Его подняли с пола, усадили на диван, где он и задрых мгновенно, ухитряясь придерживать тупо ноющую челюсть, что не мешало глубокому, как обморок от испуга при встрече с жутким привидением, сну. Проснулся он ближе к четырём, почти к вечеру в кровати Димы, поднялся, выпил стакан коньяка, поставленный заботливым, понимающим жизнь человеком на стул возле кроватки, после чего обошел квартиру и обнаружил только спящего на кухне хозяина, который видел хорошие сны и на вьетнамском, похоже, языке комментировал их, уткнувшись головой в пустую соломенную хлебницу. Остальных праздник сдул в какое-то ещё гостеприимное хлебное место.
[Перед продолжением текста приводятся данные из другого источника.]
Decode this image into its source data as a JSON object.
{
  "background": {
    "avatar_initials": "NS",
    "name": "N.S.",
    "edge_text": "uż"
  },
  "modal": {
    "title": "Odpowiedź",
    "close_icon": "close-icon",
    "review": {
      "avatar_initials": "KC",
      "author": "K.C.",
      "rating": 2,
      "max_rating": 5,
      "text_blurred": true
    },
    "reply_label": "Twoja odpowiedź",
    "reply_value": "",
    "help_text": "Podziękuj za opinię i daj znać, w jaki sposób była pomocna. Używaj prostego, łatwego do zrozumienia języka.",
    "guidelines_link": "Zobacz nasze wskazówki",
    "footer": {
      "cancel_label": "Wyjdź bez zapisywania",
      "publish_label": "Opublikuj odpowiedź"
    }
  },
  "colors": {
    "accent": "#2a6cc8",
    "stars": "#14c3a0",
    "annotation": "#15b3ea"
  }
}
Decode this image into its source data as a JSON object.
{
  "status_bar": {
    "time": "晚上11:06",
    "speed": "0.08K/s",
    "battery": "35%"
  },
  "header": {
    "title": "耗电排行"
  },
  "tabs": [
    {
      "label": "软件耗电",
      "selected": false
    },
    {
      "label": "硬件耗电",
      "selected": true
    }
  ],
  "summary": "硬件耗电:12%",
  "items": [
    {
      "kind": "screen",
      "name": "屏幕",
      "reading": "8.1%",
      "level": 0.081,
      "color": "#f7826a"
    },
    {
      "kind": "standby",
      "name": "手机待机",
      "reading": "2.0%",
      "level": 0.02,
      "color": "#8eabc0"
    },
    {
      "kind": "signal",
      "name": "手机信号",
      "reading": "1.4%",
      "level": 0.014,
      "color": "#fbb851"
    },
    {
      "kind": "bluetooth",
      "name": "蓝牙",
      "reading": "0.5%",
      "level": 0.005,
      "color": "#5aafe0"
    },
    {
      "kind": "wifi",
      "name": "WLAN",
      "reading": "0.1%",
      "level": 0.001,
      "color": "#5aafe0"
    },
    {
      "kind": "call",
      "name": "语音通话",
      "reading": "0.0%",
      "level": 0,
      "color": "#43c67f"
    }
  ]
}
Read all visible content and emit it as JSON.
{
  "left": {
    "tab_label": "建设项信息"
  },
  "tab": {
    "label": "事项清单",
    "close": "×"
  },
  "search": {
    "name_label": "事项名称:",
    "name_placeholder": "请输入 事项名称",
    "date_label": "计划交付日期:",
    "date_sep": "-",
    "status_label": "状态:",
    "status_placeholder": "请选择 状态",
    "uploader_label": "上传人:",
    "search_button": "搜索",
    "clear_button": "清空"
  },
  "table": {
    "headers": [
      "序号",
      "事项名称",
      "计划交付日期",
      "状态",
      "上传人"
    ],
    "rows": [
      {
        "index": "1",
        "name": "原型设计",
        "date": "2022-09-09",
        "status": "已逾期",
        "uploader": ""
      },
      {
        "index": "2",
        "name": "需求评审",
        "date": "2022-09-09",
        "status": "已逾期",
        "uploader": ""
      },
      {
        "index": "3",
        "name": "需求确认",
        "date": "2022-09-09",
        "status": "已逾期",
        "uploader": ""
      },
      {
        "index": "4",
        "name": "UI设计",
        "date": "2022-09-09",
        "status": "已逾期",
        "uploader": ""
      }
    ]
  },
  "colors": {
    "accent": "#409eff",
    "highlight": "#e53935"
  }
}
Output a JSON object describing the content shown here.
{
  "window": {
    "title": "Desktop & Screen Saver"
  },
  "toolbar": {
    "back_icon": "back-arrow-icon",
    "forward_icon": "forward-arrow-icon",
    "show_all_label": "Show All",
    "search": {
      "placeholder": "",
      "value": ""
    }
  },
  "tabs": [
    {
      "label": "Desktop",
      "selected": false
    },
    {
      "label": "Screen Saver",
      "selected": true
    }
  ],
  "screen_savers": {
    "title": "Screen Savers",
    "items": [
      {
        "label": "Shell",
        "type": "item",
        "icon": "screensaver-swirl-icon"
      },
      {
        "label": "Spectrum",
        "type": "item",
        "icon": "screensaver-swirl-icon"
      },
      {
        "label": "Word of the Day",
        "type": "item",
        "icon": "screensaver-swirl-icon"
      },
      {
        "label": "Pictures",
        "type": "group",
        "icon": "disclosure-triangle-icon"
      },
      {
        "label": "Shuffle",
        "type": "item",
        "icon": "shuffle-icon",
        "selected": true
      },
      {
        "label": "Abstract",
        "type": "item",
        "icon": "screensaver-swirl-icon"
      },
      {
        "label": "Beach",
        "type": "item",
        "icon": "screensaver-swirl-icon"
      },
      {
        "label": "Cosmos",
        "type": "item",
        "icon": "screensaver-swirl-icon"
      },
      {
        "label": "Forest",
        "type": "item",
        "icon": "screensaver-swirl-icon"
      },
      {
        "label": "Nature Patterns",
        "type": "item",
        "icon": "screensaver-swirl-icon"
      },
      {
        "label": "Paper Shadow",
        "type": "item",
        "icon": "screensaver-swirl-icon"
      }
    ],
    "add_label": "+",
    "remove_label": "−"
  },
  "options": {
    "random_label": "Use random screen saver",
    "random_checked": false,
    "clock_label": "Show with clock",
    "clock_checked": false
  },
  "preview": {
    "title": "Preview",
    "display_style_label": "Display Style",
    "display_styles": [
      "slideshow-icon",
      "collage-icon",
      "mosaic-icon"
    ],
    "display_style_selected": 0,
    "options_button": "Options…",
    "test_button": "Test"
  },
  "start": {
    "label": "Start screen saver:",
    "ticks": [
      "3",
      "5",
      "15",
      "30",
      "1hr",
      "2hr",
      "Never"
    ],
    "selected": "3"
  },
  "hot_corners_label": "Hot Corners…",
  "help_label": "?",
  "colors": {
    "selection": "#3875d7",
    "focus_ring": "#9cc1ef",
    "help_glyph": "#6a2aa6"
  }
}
— Окончен бал. Загасла свечка, — сказал Николай в пространство пустой квартиры, накинул пальто, шапку, ботинки и наощупь пошел домой к маме с папой.
Улица «Вторая речная», где жил он и друг Дима, имела на Матросском мосту второе название, вынужденно придуманное самими гражданами. Звали её в народе Раздевалка. Она тянулась с севера на юг километров пять и была предпоследней в районе. Первые две улицы строили и заселяли с тридцатых годов. И чем ближе они придвигались к центральной и светлой улице Стромынке, тем уютней и безопасней считались.